Before his death on Friday at the age of 87, Helmut Kohl, the former Chancellor of Germany, spent several years wondering whether he would outlive the Europe he had helped to build. And, in some ways, he did.
The idea of an “ever closer union” of European states was enshrined in the continent’s politics during Kohl’s tenure, which spanned such hopeful milestones in the history of Europe as the fall of the Berlin Wall, the end of the Cold War, the reunification of East and West Germany and the formation of a shared European currency, the euro.
All of these events were driven by Kohl’s determined brand of leadership, and by the time he stepped down in 1998 amid a financial scandal, the momentum behind European integration seemed virtually irreversible.
So it must have been painful for the ailing ex-Chancellor to watch from the sidelines as that momentum faltered. In trying to explain where things went wrong, he would often point to the global financial crisis that broke out in 2008, around the time when a bad fall and a head injury confined Kohl to a wheelchair for the rest of his life. In Kohl’s words, the European debt crisis that erupted the following year “crashed down on us with enough force to dislodge the essential European idea.”
It also threatened to dismantle Kohl’s crowning economic achievement – the euro – which he and his French ally, President Francois Mitterrand, forced into existence over the objections of many their peers and, indeed, many economists. As Kohl admitted in an interview in 2002, he had acted “like a dictator” in creating the euro, because he knew the German people would not support the project in a referendum. “I would have lost and by seven to three,” he said.

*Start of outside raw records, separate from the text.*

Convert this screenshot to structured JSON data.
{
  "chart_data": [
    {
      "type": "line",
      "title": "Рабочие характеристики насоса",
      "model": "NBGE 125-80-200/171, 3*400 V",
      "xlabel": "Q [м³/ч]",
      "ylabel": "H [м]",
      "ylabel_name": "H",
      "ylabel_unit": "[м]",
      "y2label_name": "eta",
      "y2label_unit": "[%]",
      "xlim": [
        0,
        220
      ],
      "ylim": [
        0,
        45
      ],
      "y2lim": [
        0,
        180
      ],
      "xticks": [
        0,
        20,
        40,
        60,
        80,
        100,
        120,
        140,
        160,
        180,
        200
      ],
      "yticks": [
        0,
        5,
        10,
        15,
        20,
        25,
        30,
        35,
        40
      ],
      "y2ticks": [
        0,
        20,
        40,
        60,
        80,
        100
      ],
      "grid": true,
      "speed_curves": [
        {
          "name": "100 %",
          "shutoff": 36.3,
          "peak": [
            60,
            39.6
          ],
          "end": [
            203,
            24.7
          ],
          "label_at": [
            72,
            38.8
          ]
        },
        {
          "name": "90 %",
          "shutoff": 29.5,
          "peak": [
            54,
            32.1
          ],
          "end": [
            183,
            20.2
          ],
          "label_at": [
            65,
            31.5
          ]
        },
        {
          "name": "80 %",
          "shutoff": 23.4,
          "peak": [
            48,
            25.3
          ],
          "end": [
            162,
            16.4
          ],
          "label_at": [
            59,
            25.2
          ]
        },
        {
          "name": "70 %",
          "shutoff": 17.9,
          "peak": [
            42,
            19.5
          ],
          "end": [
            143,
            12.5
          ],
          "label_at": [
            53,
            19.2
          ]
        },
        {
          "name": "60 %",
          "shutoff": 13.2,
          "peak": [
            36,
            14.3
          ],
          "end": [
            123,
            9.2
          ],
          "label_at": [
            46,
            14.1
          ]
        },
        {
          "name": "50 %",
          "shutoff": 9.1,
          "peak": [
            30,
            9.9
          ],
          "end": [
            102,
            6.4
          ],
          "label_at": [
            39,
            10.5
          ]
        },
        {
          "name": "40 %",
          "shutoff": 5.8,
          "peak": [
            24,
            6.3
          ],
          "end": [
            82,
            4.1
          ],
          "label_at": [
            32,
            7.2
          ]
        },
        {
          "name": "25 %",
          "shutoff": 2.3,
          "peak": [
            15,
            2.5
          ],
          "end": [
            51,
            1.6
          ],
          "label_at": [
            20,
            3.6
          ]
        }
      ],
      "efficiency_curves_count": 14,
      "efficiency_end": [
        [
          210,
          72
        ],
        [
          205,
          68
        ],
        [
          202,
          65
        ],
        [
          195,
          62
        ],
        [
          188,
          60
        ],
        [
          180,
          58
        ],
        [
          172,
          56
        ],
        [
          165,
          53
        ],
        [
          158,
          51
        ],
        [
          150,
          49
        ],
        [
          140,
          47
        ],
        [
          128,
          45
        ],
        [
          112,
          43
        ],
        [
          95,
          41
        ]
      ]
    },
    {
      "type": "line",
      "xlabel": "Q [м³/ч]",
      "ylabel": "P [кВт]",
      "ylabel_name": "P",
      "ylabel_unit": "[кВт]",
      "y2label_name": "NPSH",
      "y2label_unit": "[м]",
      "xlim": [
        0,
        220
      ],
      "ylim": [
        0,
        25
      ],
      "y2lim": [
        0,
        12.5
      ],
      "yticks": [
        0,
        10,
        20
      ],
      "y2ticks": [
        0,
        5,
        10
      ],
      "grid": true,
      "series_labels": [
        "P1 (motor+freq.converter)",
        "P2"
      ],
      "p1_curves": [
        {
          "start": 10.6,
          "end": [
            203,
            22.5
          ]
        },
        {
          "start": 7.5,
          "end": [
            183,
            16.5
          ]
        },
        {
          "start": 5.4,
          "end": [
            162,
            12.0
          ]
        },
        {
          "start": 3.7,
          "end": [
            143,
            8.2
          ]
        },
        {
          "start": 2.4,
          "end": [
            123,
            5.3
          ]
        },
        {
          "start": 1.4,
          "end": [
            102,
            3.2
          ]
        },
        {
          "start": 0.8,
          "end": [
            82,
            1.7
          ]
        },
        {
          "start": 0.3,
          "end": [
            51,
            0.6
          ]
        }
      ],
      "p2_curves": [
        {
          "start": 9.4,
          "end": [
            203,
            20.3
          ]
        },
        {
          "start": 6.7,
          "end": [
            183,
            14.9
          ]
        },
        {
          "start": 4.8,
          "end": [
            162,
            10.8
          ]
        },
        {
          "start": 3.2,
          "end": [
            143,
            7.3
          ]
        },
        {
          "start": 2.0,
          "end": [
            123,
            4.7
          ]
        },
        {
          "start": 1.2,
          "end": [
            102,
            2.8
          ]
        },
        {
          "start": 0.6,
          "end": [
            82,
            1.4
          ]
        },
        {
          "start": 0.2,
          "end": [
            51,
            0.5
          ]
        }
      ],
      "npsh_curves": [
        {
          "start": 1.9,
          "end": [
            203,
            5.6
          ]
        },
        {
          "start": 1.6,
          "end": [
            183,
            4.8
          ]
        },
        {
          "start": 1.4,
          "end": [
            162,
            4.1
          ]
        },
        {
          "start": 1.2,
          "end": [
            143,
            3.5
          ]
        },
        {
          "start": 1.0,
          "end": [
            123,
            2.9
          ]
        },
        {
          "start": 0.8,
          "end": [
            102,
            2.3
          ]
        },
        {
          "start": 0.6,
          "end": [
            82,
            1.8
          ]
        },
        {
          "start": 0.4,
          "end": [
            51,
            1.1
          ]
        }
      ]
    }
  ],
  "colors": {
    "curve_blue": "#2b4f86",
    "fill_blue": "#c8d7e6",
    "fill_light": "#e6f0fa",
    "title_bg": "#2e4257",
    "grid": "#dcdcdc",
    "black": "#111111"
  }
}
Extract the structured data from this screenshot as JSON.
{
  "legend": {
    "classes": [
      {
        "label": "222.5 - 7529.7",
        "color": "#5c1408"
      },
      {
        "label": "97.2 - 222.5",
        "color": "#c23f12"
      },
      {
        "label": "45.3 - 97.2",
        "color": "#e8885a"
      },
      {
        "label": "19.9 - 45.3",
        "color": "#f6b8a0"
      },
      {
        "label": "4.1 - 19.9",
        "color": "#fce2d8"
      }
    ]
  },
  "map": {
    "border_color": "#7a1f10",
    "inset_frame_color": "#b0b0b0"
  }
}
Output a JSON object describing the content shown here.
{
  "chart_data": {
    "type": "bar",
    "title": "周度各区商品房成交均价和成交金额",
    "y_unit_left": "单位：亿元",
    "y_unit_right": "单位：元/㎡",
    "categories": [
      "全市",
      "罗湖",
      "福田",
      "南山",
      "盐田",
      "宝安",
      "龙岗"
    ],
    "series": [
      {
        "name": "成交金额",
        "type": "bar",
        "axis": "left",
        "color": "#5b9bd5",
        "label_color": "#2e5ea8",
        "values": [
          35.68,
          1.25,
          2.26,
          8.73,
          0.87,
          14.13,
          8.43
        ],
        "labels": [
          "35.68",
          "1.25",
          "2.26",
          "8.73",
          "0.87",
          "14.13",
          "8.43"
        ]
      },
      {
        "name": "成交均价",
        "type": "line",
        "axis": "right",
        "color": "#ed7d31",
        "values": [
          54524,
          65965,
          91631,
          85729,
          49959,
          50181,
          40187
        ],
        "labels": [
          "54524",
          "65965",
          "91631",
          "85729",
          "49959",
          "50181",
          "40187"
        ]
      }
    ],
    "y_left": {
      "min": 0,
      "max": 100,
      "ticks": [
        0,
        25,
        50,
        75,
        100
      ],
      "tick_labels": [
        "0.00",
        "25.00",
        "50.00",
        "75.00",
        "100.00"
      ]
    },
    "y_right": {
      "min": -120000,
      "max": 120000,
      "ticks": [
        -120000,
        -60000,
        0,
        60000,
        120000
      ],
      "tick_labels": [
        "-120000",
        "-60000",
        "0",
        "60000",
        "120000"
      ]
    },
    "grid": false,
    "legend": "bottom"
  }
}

Nor did the former Chancellor hide the fact that his motivations were more political than economical: He wanted the euro to be a force for integration, binding together the disparate patchwork of European nations even if they were not ready to join a common market.
The euro crisis – and, in particular, the collapse of the Greek economy that started in 2010 – proved that Kohl’s idealism was in many ways misguided. Low interest rates shared by all 19 Eurozone nations allowed the smaller and poorer countries to borrow scads of money, which many shovelled into ballooning real-estate bubbles. After the crash, their banks and financial institutions went belly up. Germany, the region’s economic powerhouse, was forced to subsidize its partners in the euro with massive economic bailouts.
This caused substantial resentment among Germans. But their former Chancellor was unrepentant. In a book published in 2014 under the title Out of Concern for Europe, Kohl berated his countrymen for “historical amnesia, faint-heartedness, anxiety and complacency.” He goes on in the book to pose a stark question for all Europeans: “Have we forgotten that peace and freedom – the decisive lessons of history – are not a given? Put simply: have we all gone mad?”
From his home in Ludwigshafen, the city on the River Rhine where Kohl grew up during World War II under the Allied bombing raids and lived out the last years of his life in relative seclusion, Kohl’s impression that Europe had gone insane would only have intensified after his book was published. Soon after the European debt crisis came a succession of other threats and calamities: the war in Ukraine in 2014, the victory of far-left Euroskeptics in the Greek elections of 2015, and, most troubling of all for Europe’s integrationists, the British vote in 2016 to leave the E.U.
Taken together, these crises felt to many like the great unraveling for the European project, and if Kohl had died only a few months earlier, he would have had reason to fear on his deathbed that the E.U. would not survive much longer. The elections in France and the Netherlands this spring both threatened to bring anti-E.U. nationalists to power. A victory for the French leader of the National Front, Marine Le Pen, would likely have ruptured the partnership between Paris and Berlin that has held the E.U. together for decades.
But Europe has dodged that particular bullet. Both the Dutch and French elections went to steadfast supporters of E.U. integration. On June 15, the day before the former Chancellor died, a survey of ten European nations might also have brought him some welcome news. Public faith in the E.U. has rebounded in the year since the British vote to leave, according to the Pew Research Center. Even in the U.K. itself, a majority of those surveyed – 54% – said they favored the E.U.
Given his failing health in recent months, it’s not clear whether Kohl would have been well enough to appreciate Europe’s step back from the brink. Nor could he have been certain that the forces of Euroskepticism would not return and take power in the election cycles yet to come. The idea of an “ever closer union” has been put aside in Europe, as its leaders concentrate on preventing it from splitting further apart. But at least the institutions that define Kohl’s legacy have survived longer than he did.
That much was clear from the message that the newly elected President of France, Emmanuelle Macron, sent out on Friday in German: “With Helmut Kohl we have lost a great European.” To illustrate the point, Macron posted a photo of Kohl and Mitterand holding hands at a commemoration ceremony for the victims of World War II. Whatever the future of European politics, that message and its author surely help Kohl’s chances of resting in peace.